The ASA’s Statements on Business Valuation Standards confirms the necessity to perform adjustments (only Pratt’s Stats includes sufficient documentation to allow this kind of analysis). SBVS-2 Guideline Transactions Method states that “adjustments to the financial data of the subject company and the companies in the guideline transactions should be considered to minimize the differences in accounting treatments when such differences are significant.” The AICPA’s SSVS-1 also suggests that adjustments to guideline company data, as needed, constitutes good business appraisal practice.
Jim Hitchner (Financial Valuation Advisors), who does not have a subscription to Pratt’s Stats but who has been active in the 15 years of daily peer review received by the transaction database, highlighted some of the red flags any appraiser should look for in individual transactions prior to simply averaging a set of comps. As always, and unlike any of the other transaction databases, Jim pointed out that Pratt’s Stats includes footnotes on every transaction so that appraisers can easily adjust or normalize a set of comparables as needed. Jim examined nine copyrighted transactions he copied into his presentation documents from Pratt’s Stats to illustrate typical adjustments at the AICPA National BV Conference in San Francisco.

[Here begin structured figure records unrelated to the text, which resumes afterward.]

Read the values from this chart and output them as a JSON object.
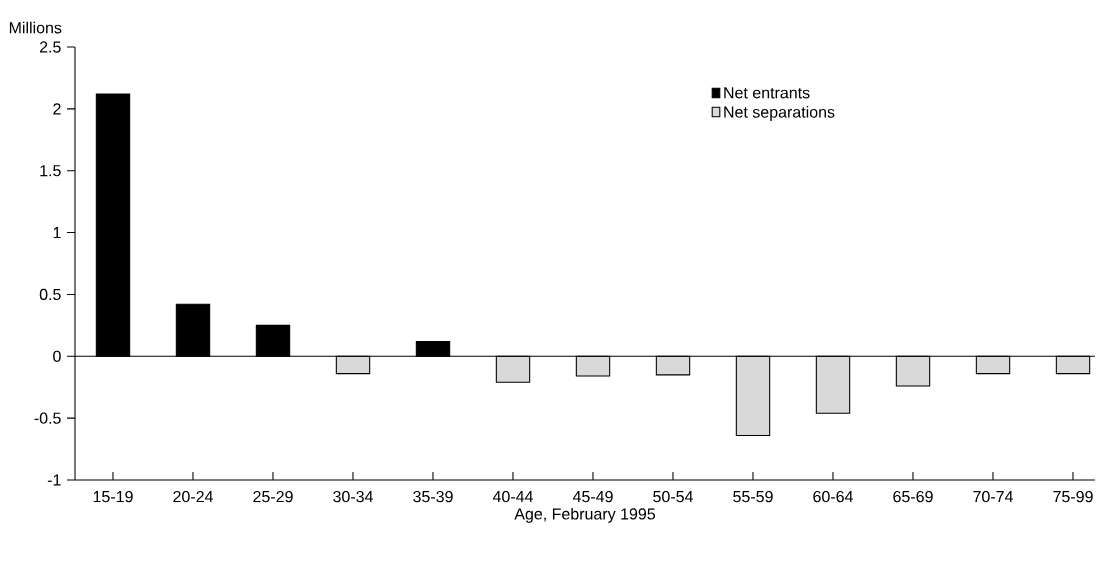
{
  "chart_data": {
    "type": "bar",
    "xlabel": "Age, February 1995",
    "ylabel": "Millions",
    "categories": [
      "15-19",
      "20-24",
      "25-29",
      "30-34",
      "35-39",
      "40-44",
      "45-49",
      "50-54",
      "55-59",
      "60-64",
      "65-69",
      "70-74",
      "75-99"
    ],
    "series": [
      {
        "name": "Net entrants",
        "color": "#000000",
        "values": [
          2.12,
          0.42,
          0.25,
          null,
          0.12,
          null,
          null,
          null,
          null,
          null,
          null,
          null,
          null
        ]
      },
      {
        "name": "Net separations",
        "color": "#d9d9d9",
        "values": [
          null,
          null,
          null,
          -0.14,
          null,
          -0.21,
          -0.16,
          -0.15,
          -0.64,
          -0.46,
          -0.24,
          -0.14,
          -0.14
        ]
      }
    ],
    "ylim": [
      -1,
      2.5
    ],
    "yticks": [
      -1,
      -0.5,
      0,
      0.5,
      1,
      1.5,
      2,
      2.5
    ],
    "ref_lines": [
      {
        "axis": "y",
        "value": 0
      }
    ],
    "legend": "top right"
  }
}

Some of Jim’s warning signs to look for in the Pratt's Stats footnotes, which Fannon and Walker discuss extensively in their Guide, include:
1. Is working capital (excluding inventory) included? This could influence MVIC multiples when averaged with transactions that treated this asset differently. 2. Are other assets or liabilities included in the purchase price? Often, purchase price allocation information available in Pratt’s Stats can help highlight non-standard transactions (those that include more than cash paid, notes, or interest bearing liabilities). Not every lawyer and accountant prepares what most appraisers would consider “complete” documentation in the underlying deal documents, so it can sometimes be difficult to know exactly which assets and liabilities were included in certain transactions. 3. Were contingent earn-outs included? Contingent payments are normally excluded from MVIC, so transactions where contingent elements were included should generally be adjusted. 4. Is the income statement concurrent with closing? Since many of the proprietary deal documents collected by Pratt’s Stats financial analysts include statements generated as part of the offering memo or last period available, material changes may be incorrectly reflected in resulting multiples. 5. Does the purchase price allocation derived from the deal documents exclusively reviewed by Pratt’s Stats apply value to the non-compete, if any? Pratt’s Stats is the only database that reports the amount allocated to a non-compete, when it’s available or reported. Since CPAs are often lax in this accounting practice for small business transactions, business appraisers may have to derive this value based on their own judgment to compare comparables.